Are there mandatory purchases? A compensation plan that requires you to buy large amounts of product every month just to stay qualified is worth scrutinizing. There's a difference between a reasonable personal volume requirement — products you actually use — and a structure that forces you to stockpile inventory you'll never move.
What the Critics Get Half Right
Here's where I'm going to say something that might surprise you coming from someone who believes in this industry: the critics aren't entirely wrong.

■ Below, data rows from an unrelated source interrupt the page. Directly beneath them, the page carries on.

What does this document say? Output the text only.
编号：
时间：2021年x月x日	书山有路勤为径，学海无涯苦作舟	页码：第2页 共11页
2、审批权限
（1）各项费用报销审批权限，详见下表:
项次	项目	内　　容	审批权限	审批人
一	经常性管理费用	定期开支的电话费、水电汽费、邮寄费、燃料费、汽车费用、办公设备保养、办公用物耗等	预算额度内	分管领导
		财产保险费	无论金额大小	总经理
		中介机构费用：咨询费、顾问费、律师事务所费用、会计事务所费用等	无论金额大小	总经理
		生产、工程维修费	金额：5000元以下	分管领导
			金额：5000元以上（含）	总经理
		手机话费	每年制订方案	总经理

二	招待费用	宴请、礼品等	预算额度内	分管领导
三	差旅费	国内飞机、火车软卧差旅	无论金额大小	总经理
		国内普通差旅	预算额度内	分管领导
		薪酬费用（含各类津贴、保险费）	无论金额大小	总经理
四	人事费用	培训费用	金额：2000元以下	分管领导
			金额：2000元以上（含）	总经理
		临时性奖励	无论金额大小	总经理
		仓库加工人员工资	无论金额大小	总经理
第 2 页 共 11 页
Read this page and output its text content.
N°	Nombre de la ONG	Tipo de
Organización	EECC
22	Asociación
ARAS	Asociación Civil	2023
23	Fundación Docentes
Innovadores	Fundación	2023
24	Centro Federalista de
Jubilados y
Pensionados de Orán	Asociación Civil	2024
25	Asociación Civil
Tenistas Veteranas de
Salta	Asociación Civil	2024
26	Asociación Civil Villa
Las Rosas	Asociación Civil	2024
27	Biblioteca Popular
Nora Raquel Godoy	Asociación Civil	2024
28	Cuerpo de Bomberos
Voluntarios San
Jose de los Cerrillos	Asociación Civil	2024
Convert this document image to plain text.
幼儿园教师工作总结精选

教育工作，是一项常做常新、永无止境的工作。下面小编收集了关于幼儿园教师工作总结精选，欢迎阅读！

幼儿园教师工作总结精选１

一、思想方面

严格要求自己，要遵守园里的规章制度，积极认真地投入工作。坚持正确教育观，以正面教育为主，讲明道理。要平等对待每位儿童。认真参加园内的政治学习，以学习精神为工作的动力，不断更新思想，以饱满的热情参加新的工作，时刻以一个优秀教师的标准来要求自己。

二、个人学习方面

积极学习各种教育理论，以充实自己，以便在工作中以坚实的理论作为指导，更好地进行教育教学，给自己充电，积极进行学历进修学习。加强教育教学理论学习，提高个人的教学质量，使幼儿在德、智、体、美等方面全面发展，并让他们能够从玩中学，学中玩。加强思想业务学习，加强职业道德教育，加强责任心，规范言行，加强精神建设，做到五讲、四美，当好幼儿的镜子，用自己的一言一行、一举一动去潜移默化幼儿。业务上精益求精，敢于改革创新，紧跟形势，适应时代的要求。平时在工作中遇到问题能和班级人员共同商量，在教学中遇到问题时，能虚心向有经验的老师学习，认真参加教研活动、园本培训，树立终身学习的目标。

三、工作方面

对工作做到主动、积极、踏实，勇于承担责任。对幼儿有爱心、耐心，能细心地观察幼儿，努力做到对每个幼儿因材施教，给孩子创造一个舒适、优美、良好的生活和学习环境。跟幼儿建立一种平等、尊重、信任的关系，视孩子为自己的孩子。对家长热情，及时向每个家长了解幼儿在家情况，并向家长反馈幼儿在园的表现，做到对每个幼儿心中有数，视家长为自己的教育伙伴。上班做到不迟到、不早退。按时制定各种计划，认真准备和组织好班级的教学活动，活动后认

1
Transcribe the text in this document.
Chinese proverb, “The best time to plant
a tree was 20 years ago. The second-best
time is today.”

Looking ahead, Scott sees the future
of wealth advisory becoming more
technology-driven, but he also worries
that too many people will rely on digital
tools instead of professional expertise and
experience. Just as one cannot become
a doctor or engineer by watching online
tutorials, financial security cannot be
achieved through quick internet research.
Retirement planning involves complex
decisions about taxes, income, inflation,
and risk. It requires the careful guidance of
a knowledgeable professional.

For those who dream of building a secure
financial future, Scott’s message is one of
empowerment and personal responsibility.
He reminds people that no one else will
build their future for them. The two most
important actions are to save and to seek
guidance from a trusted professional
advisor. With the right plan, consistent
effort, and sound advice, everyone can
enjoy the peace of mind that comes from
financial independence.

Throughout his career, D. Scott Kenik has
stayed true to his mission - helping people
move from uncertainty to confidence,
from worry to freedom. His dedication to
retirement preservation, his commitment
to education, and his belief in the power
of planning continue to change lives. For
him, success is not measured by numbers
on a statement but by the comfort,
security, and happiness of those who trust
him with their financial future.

There are MLM companies — some of them large, some of them household names — where the compensation plan is structured in a way that mathematically benefits only the earliest and highest-ranked participants. Where the culture around recruiting has become more important than the culture around the product. Where distributors are encouraged to "fake it till you make it" in ways that mislead potential customers and team members alike.
That exists. It's real. And it has done real harm to real people. The answer isn't to pretend that doesn't happen. The answer is to be the kind of distributor who doesn't operate that way — and to choose a company whose structure doesn't reward you for operating that way.
The Uncomfortable Math Nobody Wants to Talk About
Network marketing is not passive income on day one. It is not a lottery ticket. It is not a shortcut to financial freedom that requires no skill, no consistency, and no discomfort. It is a business. And like every business, it rewards the people who treat it like one.
The income disclosure numbers look the way they look because most people don't treat it like a business. They treat it like a lottery ticket, get frustrated when it doesn't pay out in 90 days, and walk away. Then they're counted in the average. The people at the top of every income disclosure statement are not there because they got lucky. They're there because they outworked, out-learned, and out-lasted the people who quit.